I’ll be honest, I don’t remember why of all David’s daughters I thought Anna would still be living at home in 1790. I’ll need to revisit that (and account for that in the analysis of Anna’s Residence).
I don’t have a clue right now who the 3rd female might have been. Not even a guess. Normally I would just leave the field blank. Evidentia has a nice report that will identify all un-tagged claims. However, since this claim is tagged with Rachel and Anna, and Evidentia has no way of knowing there is a third person referenced in the claim, I need to use the name “Unknown” to force the report to include this claim. This way when I run the report to identify research gaps, it will include the mysterious “third woman”.

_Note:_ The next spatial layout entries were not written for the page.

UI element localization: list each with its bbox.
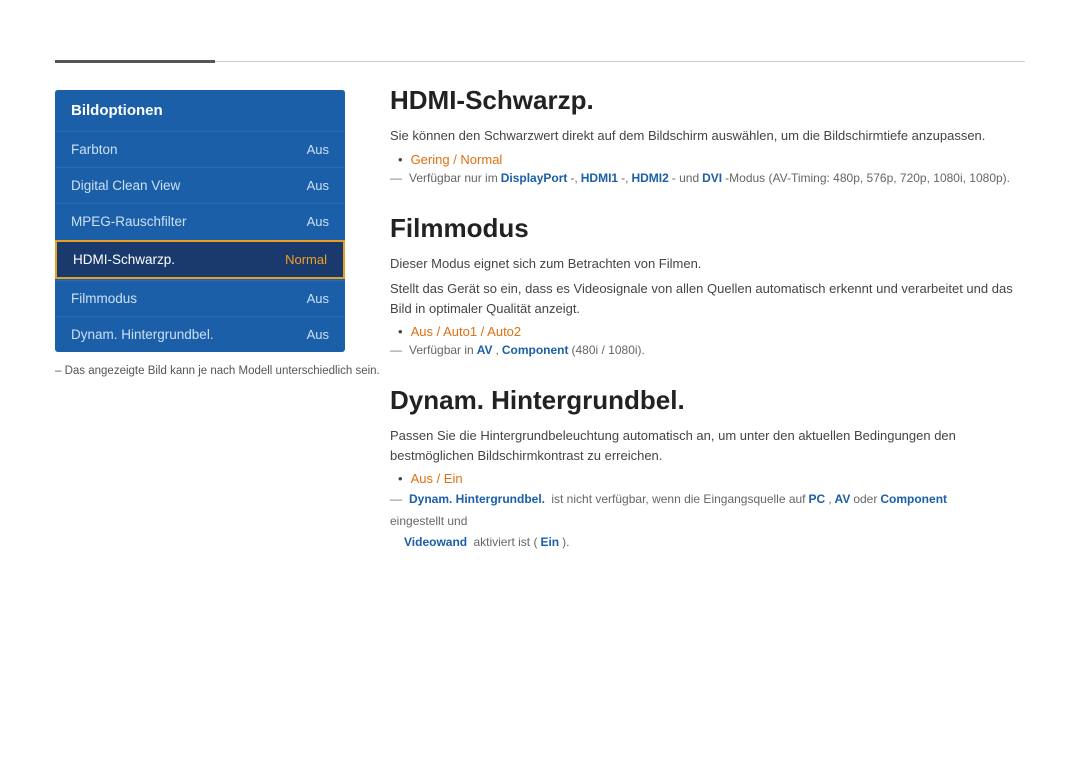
bullet-dot: • (398, 152, 403, 167)
note-eingestellt: eingestellt und (390, 512, 467, 531)
film-options: Aus / Auto1 / Auto2 (411, 324, 522, 339)
note-und: - und (672, 171, 699, 185)
note-film: ― Verfügbar in AV , Component (480i / 10… (390, 343, 1025, 357)
section-dynam: Dynam. Hintergrundbel. Passen Sie die Hi… (390, 385, 1025, 549)
displayport-label: DisplayPort (501, 171, 568, 185)
sidebar-item-value: Normal (285, 252, 327, 267)
progress-filled (55, 60, 215, 63)
bullet-film: • Aus / Auto1 / Auto2 (398, 324, 1025, 339)
note-comma: , (496, 343, 499, 357)
note-resolution: (480i / 1080i). (572, 343, 645, 357)
sidebar-item-mpeg-rauschfilter[interactable]: MPEG-Rauschfilter Aus (55, 203, 345, 239)
dynam-hintergrundbel-label: Dynam. Hintergrundbel. (409, 490, 545, 509)
dvi-label: DVI (702, 171, 722, 185)
component-label2: Component (880, 490, 947, 509)
component-label: Component (502, 343, 569, 357)
note-close-paren: ). (562, 535, 569, 549)
section-desc1-film: Dieser Modus eignet sich zum Betrachten … (390, 254, 1025, 274)
top-progress-bar (55, 60, 1025, 63)
sidebar-item-label: HDMI-Schwarzp. (73, 252, 175, 267)
main-content: HDMI-Schwarzp. Sie können den Schwarzwer… (390, 85, 1025, 577)
note-suffix: -Modus (AV-Timing: 480p, 576p, 720p, 108… (725, 171, 1010, 185)
note-sep2: -, (621, 171, 628, 185)
note-comma2: , (828, 490, 831, 509)
hdmi-options: Gering / Normal (411, 152, 503, 167)
sidebar-item-value: Aus (307, 214, 329, 229)
sidebar-item-farbton[interactable]: Farbton Aus (55, 131, 345, 167)
sidebar-note: – Das angezeigte Bild kann je nach Model… (55, 365, 380, 377)
sidebar-item-value: Aus (307, 142, 329, 157)
videowand-label: Videowand (404, 535, 467, 549)
note-hdmi: ― Verfügbar nur im DisplayPort -, HDMI1 … (390, 171, 1025, 185)
note-dynam: ― Dynam. Hintergrundbel. ist nicht verfü… (390, 490, 1025, 531)
sidebar-item-value: Aus (307, 178, 329, 193)
section-desc2-film: Stellt das Gerät so ein, dass es Videosi… (390, 279, 1025, 318)
progress-empty (215, 61, 1025, 62)
sidebar-item-label: Digital Clean View (71, 178, 180, 193)
sidebar-item-value: Aus (307, 291, 329, 306)
sidebar-menu: Bildoptionen Farbton Aus Digital Clean V… (55, 90, 345, 352)
section-hdmi-schwarzp: HDMI-Schwarzp. Sie können den Schwarzwer… (390, 85, 1025, 185)
sidebar-item-digital-clean-view[interactable]: Digital Clean View Aus (55, 167, 345, 203)
sidebar-header: Bildoptionen (55, 90, 345, 131)
section-desc-dynam: Passen Sie die Hintergrundbeleuchtung au… (390, 426, 1025, 465)
section-title-hdmi: HDMI-Schwarzp. (390, 85, 1025, 116)
note-dash-dynam: ― (390, 490, 402, 509)
sidebar-item-hdmi-schwarzp[interactable]: HDMI-Schwarzp. Normal (55, 240, 345, 279)
bullet-dot-dynam: • (398, 471, 403, 486)
sidebar-item-label: Dynam. Hintergrundbel. (71, 327, 214, 342)
section-title-dynam: Dynam. Hintergrundbel. (390, 385, 1025, 416)
note-dash: ― (390, 171, 402, 185)
bullet-dynam: • Aus / Ein (398, 471, 1025, 486)
sidebar-item-filmmodus[interactable]: Filmmodus Aus (55, 280, 345, 316)
ein-label: Ein (540, 535, 559, 549)
sidebar-item-label: MPEG-Rauschfilter (71, 214, 187, 229)
bullet-dot-film: • (398, 324, 403, 339)
note-text-prefix: Verfügbar nur im (409, 171, 498, 185)
note-nicht-verfugbar: ist nicht verfügbar, wenn die Eingangsqu… (548, 490, 806, 509)
pc-label: PC (809, 490, 826, 509)
note-dynam2: Videowand aktiviert ist ( Ein ). (404, 535, 1025, 549)
hdmi1-label: HDMI1 (581, 171, 618, 185)
dynam-options: Aus / Ein (411, 471, 463, 486)
sidebar-item-label: Farbton (71, 142, 118, 157)
note-dash-film: ― (390, 343, 402, 357)
note-aktiviert: aktiviert ist ( (470, 535, 537, 549)
note-sep1: -, (570, 171, 577, 185)
sidebar-item-dynam-hintergrundbel[interactable]: Dynam. Hintergrundbel. Aus (55, 316, 345, 352)
section-filmmodus: Filmmodus Dieser Modus eignet sich zum B… (390, 213, 1025, 358)
bullet-hdmi: • Gering / Normal (398, 152, 1025, 167)
note-verfugbar: Verfügbar in (409, 343, 474, 357)
sidebar-item-value: Aus (307, 327, 329, 342)
av-label2: AV (835, 490, 851, 509)
section-desc-hdmi: Sie können den Schwarzwert direkt auf de… (390, 126, 1025, 146)
sidebar-item-label: Filmmodus (71, 291, 137, 306)
hdmi2-label: HDMI2 (631, 171, 668, 185)
section-title-film: Filmmodus (390, 213, 1025, 244)
note-oder: oder (853, 490, 877, 509)
av-label: AV (477, 343, 493, 357)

Deciding how to tag the last claim is a bit of a challenge. Relative? Friend? Just a neighbor? What kind of research question might I apply this information to?
Time for a custom claim type. Elizabeth Shown Mills has coined the phrase FAN club, referring to Friends, Associates, and Neighbors we run across in our research. evidentia doesn’t have a FAN reference, but its easy enough to add one from the List manager screen using the Claims Type List tab.
Now I can tag the claim.
|on August 2, 1790 Jon Thompson lived in Gilmanton, NH, the same town as David Thompson||Thompson, David (ca 1798)/FAN|
But why did I just tag David with the FAN reference? Isn’t David also a FAN of Jon? In fact, I could include Jacob, Rachel, and Anna as well.
This is where personal choice comes in again. At this point I have chosen not to add Jon Thompson to my subject list (yet). Jon has been “called in for questioning” but is not yet a “person of interest”. The evidence isn’t “lost”, and once I know more, I can choose to come back and add additional tags. I have tagged the claim so it will show up in a Research Summary Report for David under FAN. When I run the report and see that I also have a FAN claim for David referencing Jonathan Thompson in the enlistment record, I’ll want to dig deeper.
In this post I identified 5 pieces of information in the 1790 census I believe are relevant to my research. I have tried to explain my justification for including each piece of information, as well as which research questions (tags) I think they provide evidence for.
I have NOT tried to evaluate the information for quality or accuracy. I have also not drawn any implications from the information. I have restricted myself to recording what the source has to say, and tagging each piece of information to one or more research questions.